Myth # 10: The war on drugs failed and is stupid, so as long as this is about drug sentencing, I don’t care.
Reality: This is where understanding of the broad politics behind this effort and where it is headed is just as important as examining the first piece of legislation. Much like with immigration, the lead messaging from the Alinsky left revolves around an area of broad consensus. The lead messaging ship in the amnesty armada was, “Do you want to deport valedictorians attending Ivy League schools?” In this case, the first bill is messaged as tearing down “draconian” drug sentences. But if you look broadly at where the left is headed with this effort, and yes, it is the Left steering this ship – not conservatives and libertarians – they seek to dismantle the entire tough on crime regime that has led to the miraculous decline in crime. From the Justice Department’s plan to ban the use of the word “felon” to Obama’s effort to block inquiries into ALL criminal records for job applications and rentals of private landlords, the sentencing bill is merely the down payment on going soft on all areas of law enforcement.

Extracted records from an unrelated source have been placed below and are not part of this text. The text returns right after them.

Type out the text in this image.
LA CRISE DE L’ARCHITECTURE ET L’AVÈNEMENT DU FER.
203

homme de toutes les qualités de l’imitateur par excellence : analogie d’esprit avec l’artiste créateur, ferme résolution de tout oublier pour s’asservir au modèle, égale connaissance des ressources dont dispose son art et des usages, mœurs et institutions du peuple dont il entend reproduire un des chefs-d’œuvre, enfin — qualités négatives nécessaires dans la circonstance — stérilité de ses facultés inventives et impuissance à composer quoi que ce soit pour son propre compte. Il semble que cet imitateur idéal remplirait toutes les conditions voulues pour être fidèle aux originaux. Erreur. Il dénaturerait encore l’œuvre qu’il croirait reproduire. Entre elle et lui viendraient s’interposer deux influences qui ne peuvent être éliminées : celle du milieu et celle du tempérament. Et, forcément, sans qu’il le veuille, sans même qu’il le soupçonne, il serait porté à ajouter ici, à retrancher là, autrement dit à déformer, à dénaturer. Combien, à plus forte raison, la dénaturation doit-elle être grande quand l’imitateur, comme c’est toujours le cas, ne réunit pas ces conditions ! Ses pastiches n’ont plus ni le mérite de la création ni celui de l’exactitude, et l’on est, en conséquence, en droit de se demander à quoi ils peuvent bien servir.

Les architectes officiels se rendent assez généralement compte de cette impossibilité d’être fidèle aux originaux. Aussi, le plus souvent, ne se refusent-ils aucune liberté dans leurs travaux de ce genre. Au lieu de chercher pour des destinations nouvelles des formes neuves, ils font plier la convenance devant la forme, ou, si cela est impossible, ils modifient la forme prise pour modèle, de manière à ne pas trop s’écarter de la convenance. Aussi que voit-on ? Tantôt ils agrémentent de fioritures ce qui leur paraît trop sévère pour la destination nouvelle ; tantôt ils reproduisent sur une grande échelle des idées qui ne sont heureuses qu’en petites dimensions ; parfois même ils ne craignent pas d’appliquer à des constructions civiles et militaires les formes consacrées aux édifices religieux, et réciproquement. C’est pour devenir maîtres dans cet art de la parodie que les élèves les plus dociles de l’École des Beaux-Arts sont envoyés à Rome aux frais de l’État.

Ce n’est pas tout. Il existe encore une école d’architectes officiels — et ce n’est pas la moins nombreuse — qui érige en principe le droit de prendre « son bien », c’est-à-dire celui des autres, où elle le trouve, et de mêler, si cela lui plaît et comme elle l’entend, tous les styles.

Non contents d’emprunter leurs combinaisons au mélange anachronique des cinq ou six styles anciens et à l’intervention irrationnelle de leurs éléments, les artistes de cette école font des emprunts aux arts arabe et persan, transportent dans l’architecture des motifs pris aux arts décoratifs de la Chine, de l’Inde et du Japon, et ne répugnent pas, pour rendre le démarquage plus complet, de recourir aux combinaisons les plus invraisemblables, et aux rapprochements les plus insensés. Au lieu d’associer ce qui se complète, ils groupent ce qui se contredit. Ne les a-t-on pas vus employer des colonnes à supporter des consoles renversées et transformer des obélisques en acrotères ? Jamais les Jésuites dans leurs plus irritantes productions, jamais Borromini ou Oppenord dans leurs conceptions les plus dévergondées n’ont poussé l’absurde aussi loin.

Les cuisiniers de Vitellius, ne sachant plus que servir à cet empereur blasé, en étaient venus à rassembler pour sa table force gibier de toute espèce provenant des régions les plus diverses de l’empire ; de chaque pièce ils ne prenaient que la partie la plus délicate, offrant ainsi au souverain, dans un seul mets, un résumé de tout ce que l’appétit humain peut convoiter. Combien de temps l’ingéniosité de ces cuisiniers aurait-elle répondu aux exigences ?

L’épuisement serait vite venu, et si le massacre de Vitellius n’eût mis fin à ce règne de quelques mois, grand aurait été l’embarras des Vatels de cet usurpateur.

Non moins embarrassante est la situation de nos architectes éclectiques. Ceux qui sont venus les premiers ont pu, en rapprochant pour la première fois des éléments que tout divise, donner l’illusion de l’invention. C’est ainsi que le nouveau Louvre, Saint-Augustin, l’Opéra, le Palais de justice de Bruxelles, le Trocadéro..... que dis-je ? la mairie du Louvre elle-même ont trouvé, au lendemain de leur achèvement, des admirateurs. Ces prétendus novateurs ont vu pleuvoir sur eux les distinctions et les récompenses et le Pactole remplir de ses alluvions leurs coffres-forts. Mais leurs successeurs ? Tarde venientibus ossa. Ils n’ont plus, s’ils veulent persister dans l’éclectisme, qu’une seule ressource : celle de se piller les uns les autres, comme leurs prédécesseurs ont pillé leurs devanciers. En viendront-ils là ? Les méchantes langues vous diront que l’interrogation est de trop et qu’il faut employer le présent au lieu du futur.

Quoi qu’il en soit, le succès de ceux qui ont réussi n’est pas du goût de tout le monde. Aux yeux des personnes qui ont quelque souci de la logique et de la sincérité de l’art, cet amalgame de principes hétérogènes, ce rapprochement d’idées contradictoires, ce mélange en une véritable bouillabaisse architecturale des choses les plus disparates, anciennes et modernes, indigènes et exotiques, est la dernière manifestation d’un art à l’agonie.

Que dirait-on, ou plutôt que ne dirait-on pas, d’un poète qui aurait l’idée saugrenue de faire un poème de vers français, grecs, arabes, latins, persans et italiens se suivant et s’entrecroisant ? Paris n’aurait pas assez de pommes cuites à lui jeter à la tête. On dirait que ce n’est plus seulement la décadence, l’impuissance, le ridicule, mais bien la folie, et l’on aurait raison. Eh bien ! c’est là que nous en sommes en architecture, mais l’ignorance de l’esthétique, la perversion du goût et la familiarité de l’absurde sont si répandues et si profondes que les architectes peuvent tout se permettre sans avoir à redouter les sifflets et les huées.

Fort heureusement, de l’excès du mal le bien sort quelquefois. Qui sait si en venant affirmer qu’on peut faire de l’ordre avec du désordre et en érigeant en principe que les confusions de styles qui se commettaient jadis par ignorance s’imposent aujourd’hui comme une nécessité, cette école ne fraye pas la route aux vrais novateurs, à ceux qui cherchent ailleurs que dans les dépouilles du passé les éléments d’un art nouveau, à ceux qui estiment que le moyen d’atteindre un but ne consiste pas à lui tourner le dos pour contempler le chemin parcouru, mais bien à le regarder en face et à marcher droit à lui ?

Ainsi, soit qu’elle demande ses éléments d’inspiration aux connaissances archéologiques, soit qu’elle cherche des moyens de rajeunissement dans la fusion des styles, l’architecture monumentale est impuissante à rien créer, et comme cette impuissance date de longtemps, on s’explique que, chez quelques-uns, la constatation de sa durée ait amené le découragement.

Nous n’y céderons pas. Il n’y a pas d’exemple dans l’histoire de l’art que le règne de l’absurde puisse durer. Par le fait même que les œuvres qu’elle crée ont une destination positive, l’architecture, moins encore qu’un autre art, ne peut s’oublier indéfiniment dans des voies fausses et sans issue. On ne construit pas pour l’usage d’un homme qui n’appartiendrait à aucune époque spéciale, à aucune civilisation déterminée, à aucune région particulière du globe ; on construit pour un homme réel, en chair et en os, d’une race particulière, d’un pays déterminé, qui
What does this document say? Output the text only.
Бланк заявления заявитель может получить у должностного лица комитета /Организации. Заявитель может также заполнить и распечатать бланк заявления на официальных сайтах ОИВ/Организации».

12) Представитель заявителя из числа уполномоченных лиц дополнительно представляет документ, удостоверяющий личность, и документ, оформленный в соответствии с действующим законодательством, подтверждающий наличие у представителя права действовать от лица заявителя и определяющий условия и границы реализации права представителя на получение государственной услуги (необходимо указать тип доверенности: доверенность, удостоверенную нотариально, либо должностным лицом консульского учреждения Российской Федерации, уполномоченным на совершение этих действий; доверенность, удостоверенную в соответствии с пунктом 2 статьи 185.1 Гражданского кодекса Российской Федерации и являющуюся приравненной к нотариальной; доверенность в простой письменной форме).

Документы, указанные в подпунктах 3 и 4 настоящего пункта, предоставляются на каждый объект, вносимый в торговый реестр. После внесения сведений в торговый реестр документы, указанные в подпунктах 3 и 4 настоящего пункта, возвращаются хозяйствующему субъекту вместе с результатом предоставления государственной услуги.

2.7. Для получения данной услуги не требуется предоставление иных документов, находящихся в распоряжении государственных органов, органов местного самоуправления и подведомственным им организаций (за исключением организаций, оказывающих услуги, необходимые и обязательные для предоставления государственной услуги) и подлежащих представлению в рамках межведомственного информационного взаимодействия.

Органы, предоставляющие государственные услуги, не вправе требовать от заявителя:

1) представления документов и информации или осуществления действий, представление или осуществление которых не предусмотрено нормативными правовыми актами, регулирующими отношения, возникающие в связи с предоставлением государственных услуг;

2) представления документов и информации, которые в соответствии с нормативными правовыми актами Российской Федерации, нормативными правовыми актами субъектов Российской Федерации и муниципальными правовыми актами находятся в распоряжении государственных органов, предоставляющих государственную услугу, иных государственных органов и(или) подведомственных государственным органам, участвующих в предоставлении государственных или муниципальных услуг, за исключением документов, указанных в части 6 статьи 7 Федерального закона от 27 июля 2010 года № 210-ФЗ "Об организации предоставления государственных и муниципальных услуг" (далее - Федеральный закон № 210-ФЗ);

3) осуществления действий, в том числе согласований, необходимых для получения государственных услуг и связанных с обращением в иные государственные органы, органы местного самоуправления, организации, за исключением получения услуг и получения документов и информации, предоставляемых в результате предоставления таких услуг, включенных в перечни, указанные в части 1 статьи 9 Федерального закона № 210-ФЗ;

Anyone who thinks this will end with drug laws is not paying attention to the players on the field. And ultimately, this is about getting felons to vote and creating a permanent Democrat majority, which will make it impossible to implement any other libertarian priority.
***
What should scare people the most is that S. 2123 and its House companions are just a down payment on dismantling law and order in this country – the first ship out to sea. And it is the least offensive version of what we might expect to come. Just like with immigration, they introduce their agenda with many tough-sounding caveats and talking points: amnesty will only apply to those as pure as the wind-driven snow, they will have to pay taxes, learn English, assimilate, etc. Likewise, in this case they are beginning with messaging pertaining to so-called nonviolent drug offenders. But once these policies are operational and the general sense of liberalization reigns supreme in the courts, this will open the floodgates for the much broader ACLU agenda.
With the tide of crime rising throughout this country, isn’t it time to ask: Where is the safety valve for law abiding Americans from this broader effort to coddle criminals?